The idea of so-called super voting stock can be appealing to founders concerned about losing control of their company. These special classes of stock are becoming increasingly common among startups but continue to face pressures from regulators, index providers and investors. Here is what you need to know.
Super Voting Stock Structure
Under the typical single-class structure, each share of a company has equal equity and voting power. Dual-class, or super voting, structures contain two or more classes of shares, one of which has significantly more voting power than the other.
In a super voting structure, ordinary shareholders receive shares with one vote per share. Meanwhile, founders receive shares with multiple votes. Typically, the ratio for the super voting stock is 10 votes per share, although it can vary.
This allows founders to maintain control of the company even while issuing stock to the public and to employees. Super voting shares can also be a defense against a hostile takeover, as key insiders are able to maintain voting control.
The number of companies that have chosen to adopt a dual-class structure has risen significantly in recent years. Google, Facebook and Snap are just some of the high-profile examples to utilize such a structure. In 2015, more than 14 percent of companies that listed on U.S. exchanges had dual-class voting. This is compared to just 1 percent in 2005.
Criticisms and Potential Pitfalls
During a recent speech in San Francisco, SEC Commissioner Robert Jackson said it makes sense to give control to founders early in a company’s life. But Jackson, who has been critical of dual-class structures, suggested that founders should at some point give up super-voting privileges.
“Whether a fixed term of years or upon a founder’s passing, at that point, sometimes called a ‘sunset,’ shareholders get to have their say,” he said in his speech, entitled “Perpetual Dual-Class Stock: The Case Against Corporate Royalty.”

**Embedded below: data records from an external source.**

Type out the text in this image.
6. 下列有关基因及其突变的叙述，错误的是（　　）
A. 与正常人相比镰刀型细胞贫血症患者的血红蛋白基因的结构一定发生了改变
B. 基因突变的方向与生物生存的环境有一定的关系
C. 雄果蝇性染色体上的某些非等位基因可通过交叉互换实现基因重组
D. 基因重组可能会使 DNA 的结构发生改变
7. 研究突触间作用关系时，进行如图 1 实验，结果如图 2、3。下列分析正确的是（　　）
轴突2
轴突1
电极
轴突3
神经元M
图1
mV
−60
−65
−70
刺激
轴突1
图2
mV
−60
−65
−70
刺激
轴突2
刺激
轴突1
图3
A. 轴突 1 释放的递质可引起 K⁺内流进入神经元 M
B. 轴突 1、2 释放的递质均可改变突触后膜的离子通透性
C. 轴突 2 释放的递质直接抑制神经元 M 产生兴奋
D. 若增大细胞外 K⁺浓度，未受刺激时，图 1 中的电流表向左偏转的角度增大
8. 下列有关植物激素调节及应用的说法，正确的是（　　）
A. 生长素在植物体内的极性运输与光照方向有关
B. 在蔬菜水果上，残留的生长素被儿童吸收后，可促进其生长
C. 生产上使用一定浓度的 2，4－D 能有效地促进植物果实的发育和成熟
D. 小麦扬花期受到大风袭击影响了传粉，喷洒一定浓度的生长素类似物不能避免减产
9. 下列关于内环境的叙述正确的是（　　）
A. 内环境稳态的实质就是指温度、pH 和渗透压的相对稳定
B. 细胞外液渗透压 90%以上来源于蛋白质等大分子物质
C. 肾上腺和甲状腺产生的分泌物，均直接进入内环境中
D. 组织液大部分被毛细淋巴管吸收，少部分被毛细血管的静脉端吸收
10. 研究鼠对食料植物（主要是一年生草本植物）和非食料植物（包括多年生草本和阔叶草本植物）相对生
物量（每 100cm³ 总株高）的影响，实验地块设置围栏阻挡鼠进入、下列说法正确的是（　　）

Typically, when implementing a super voting stock structure, we provide that any transfer of the shares to a third party, subject to certain exemptions (e.g., a transfer to a trust for the sole benefit of the founder), results in the super voting shares converting into ordinary shares. The intent is to protect the company’s other shareholders from an unknown person taking control as this structure is intended only to maintain control in certain agreed persons, usually the founders. This can typically be implemented directly through the charter with respect to Delaware corporations. However, a California corporation’s charter may not contain unreasonable restrictions on transferring shares and it may be interpreted that this auto-conversion feature is an unreasonable restriction on transfer. So, a separate agreement (outside the charter) should be entered by each holder of super voting shares pursuant to which those holders agree to convert their super voting shares to ordinary shares in the event of the transfer.
Founders also need to be aware that having dual-class structures can shrink the field of potential investors. Most venture capitalists are wary of a structure that gives founders near complete control and has the potential to be abused. For that reason, it is not uncommon to see the dual-class structure abandoned when it comes time for the first round of venture capital funding.
Alternatively, companies might also look to install a dual-class structure shortly before an initial public offering, wanting to take advantage of the perks of being publicly traded without the founders being forced to give up control. Some indexes, however, have pushed back.
S&P Dow Jones, for example, has said that going forward it will exclude all dual-class firms from entering its S&P Composite 1500 and component indices. FTSE Russell also announced it will exclude all companies whose free float constitutes less than 5 percent of total voting power.
Dual-class structures have also been the subject of recent litigation, including a lawsuit between CBS and its controlling stockholder, National Amusements. For these reasons, it’s important to speak with experienced legal counsel before implementing such a structure.